Luis Higuera, contralor delegado Intersectorial de la Unidad de Investigaciones Especiales contra la Corrupción, responsable nacional del Programa Desplazamiento Forzado, explica que “de pagar 27 salarios mínimos en 2008, el Gobierno pasó a 17 por grupo familiar, constituyéndose en un retroceso. Así, en 2008 se reconocían $15,3 millones a cada familia y ahora ese monto se reduce a $9,6 millones. Con esta medida, la indemnización global para la población desplazada para los próximos 10 años pasa de $13,8 billones a $8,7 billones a partir del 20 de diciembre de 2011. Si a ello se agregan otros delitos que también afectan a buena parte de la población desplazada, la indemnización total en 2008 era de $25,6 billones y pasó, en 2011, a $20,5 billones. No hay claridad sobre las razones por las cuales se realizó esa tasación”.
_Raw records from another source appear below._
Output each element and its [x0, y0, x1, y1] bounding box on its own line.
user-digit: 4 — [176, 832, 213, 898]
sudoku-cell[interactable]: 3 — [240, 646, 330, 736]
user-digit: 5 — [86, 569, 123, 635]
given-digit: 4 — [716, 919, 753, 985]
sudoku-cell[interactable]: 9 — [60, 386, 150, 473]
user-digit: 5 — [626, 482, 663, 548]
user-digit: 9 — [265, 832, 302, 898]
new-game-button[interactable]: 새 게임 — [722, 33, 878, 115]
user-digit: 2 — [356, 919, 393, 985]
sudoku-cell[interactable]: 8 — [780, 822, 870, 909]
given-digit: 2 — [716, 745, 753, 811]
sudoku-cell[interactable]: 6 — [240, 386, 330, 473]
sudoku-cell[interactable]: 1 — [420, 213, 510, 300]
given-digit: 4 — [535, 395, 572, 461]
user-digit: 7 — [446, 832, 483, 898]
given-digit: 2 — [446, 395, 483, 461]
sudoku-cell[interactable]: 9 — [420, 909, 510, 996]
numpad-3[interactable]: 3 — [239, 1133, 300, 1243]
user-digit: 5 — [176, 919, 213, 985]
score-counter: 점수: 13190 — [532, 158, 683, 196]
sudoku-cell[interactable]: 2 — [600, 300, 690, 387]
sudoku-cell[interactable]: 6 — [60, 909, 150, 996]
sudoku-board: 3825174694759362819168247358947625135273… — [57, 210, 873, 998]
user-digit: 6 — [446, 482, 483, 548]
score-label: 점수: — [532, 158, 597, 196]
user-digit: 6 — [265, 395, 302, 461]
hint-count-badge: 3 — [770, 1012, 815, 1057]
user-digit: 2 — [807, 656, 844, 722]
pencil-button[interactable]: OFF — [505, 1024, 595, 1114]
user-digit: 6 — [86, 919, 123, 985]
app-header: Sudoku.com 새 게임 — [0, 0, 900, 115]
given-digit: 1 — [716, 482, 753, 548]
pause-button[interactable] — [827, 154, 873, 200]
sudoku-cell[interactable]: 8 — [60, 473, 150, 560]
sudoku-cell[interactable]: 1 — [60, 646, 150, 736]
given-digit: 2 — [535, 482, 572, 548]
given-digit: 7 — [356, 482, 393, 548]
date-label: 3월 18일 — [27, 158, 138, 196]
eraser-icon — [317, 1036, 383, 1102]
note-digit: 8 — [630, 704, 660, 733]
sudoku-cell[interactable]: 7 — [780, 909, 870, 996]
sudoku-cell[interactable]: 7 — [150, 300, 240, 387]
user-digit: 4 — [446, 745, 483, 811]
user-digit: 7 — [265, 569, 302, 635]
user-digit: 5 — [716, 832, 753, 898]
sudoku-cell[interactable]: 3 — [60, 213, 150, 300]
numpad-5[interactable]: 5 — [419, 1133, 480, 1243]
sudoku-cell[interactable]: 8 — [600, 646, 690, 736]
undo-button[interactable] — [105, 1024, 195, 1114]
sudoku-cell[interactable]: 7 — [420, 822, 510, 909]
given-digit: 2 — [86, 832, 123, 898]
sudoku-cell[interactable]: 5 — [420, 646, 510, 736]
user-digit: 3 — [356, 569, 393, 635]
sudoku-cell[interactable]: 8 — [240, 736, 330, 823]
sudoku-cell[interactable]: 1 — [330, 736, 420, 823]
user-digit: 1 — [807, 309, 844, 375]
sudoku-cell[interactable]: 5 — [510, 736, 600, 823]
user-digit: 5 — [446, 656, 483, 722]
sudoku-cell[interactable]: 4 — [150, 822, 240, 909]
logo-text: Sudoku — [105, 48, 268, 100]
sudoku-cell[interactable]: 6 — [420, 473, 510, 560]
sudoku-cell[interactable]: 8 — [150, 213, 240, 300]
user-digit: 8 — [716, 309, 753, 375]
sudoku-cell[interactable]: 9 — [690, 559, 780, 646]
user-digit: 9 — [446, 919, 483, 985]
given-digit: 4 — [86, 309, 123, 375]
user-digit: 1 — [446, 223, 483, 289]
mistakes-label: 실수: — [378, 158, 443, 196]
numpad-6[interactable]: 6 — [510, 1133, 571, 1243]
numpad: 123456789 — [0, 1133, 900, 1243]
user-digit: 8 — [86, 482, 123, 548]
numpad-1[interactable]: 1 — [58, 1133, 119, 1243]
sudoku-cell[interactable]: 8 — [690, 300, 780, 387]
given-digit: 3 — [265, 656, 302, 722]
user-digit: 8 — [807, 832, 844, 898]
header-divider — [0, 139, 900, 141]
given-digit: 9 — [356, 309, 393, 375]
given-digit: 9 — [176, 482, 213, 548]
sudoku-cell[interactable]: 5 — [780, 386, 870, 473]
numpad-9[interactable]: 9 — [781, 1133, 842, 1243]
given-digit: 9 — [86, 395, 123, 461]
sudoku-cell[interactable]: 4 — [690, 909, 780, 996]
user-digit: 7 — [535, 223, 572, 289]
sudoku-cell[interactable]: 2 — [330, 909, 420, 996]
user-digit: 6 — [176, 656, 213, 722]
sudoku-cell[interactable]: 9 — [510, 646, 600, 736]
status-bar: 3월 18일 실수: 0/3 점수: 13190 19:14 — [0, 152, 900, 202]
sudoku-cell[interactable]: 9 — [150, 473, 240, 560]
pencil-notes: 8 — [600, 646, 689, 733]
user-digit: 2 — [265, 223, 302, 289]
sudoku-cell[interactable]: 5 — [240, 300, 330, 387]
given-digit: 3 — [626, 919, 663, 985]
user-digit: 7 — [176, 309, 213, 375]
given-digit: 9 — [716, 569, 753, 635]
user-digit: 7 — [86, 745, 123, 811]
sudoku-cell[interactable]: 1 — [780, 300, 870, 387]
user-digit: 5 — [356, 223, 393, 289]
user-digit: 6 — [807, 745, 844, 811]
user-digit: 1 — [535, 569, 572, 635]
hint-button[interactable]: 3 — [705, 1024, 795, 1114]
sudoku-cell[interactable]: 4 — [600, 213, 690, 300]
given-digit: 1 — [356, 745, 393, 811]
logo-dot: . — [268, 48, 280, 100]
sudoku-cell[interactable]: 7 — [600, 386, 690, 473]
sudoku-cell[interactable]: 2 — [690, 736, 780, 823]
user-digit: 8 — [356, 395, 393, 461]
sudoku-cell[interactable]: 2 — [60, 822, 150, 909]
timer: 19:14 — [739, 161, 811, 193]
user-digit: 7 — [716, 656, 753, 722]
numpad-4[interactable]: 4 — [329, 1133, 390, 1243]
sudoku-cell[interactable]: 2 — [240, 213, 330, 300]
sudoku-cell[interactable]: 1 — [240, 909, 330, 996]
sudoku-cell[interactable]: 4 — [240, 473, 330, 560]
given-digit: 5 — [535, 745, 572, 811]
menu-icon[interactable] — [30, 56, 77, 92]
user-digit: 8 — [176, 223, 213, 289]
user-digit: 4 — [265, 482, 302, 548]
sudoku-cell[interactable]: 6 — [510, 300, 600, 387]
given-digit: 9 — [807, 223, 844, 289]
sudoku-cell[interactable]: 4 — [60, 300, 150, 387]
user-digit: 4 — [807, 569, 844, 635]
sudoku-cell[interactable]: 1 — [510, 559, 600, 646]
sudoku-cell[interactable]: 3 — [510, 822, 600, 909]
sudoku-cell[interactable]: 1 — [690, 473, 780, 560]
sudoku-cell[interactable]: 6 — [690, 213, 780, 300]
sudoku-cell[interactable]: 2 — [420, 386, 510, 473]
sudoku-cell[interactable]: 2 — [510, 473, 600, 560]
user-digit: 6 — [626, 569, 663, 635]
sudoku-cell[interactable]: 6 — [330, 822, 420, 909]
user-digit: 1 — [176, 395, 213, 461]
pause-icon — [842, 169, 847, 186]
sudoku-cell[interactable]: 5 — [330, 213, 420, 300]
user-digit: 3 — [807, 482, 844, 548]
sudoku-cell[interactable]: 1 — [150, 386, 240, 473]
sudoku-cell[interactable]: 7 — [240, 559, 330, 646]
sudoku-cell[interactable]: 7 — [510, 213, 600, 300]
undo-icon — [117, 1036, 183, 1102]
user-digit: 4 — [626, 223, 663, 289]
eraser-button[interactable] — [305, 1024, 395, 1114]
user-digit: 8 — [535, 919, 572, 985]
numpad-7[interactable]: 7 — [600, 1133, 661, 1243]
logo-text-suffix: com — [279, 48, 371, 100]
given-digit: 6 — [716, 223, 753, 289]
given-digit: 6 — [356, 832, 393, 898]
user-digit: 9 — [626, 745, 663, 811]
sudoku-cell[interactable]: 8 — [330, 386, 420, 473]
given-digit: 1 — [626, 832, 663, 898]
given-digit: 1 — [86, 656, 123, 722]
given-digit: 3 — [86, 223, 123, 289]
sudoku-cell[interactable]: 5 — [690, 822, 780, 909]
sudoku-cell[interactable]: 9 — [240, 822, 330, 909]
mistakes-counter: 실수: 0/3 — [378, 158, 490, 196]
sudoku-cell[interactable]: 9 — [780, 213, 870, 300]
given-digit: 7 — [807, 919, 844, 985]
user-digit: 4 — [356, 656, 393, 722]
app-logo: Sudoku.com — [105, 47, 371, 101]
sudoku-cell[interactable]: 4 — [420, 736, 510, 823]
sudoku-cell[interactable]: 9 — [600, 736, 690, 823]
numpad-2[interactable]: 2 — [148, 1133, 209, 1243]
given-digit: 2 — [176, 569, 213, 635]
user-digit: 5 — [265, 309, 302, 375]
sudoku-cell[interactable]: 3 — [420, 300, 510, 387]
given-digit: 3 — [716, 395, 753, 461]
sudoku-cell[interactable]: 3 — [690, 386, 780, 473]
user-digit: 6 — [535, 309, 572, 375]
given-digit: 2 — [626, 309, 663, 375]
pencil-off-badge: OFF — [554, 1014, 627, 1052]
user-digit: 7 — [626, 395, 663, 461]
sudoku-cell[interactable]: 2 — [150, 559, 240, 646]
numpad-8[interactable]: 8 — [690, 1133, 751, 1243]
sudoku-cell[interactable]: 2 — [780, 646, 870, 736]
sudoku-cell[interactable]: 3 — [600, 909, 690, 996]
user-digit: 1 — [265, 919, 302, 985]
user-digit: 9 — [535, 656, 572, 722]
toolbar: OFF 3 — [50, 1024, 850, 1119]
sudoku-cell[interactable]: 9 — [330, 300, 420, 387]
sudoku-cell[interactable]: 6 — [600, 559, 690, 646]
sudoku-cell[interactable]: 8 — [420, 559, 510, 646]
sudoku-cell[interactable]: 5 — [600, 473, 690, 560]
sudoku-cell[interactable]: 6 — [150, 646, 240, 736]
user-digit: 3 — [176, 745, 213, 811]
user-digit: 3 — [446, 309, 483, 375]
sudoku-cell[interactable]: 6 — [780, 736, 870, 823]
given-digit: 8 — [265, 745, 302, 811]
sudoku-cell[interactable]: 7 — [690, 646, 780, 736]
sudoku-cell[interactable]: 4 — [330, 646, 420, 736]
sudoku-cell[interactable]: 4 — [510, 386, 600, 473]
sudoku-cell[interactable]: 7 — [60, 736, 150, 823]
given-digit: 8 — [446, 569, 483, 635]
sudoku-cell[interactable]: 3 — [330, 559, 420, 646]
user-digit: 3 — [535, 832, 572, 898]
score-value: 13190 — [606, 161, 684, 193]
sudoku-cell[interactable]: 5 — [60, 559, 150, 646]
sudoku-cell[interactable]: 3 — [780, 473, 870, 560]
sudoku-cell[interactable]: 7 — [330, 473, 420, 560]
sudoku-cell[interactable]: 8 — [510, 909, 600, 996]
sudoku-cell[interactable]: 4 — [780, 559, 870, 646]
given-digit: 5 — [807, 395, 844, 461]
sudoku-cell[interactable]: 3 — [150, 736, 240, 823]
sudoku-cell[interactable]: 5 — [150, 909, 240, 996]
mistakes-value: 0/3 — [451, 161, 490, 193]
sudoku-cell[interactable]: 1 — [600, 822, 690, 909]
En la actualidad el proceso de indemnización para los desplazados está en manos del DNP. Allí sólo se reconocen $3,6 billones para la población en situación de desplazamiento, suma que tendrá que ser repartida entre 540.000 familias.

Sandra Morelli Rico, contralora general de la República, fue enfática en asegurar ante la Corte Constitucional que “ha imperado solamente el criterio de la sostenibilidad fiscal, debilitando el justo equilibrio que debe haber con la defensa de los derechos de los ciudadanos desplazados. Debe tenerse presente que la reparación administrativa implica que se reconozca el problema bajo una perspectiva lo más amplia posible”.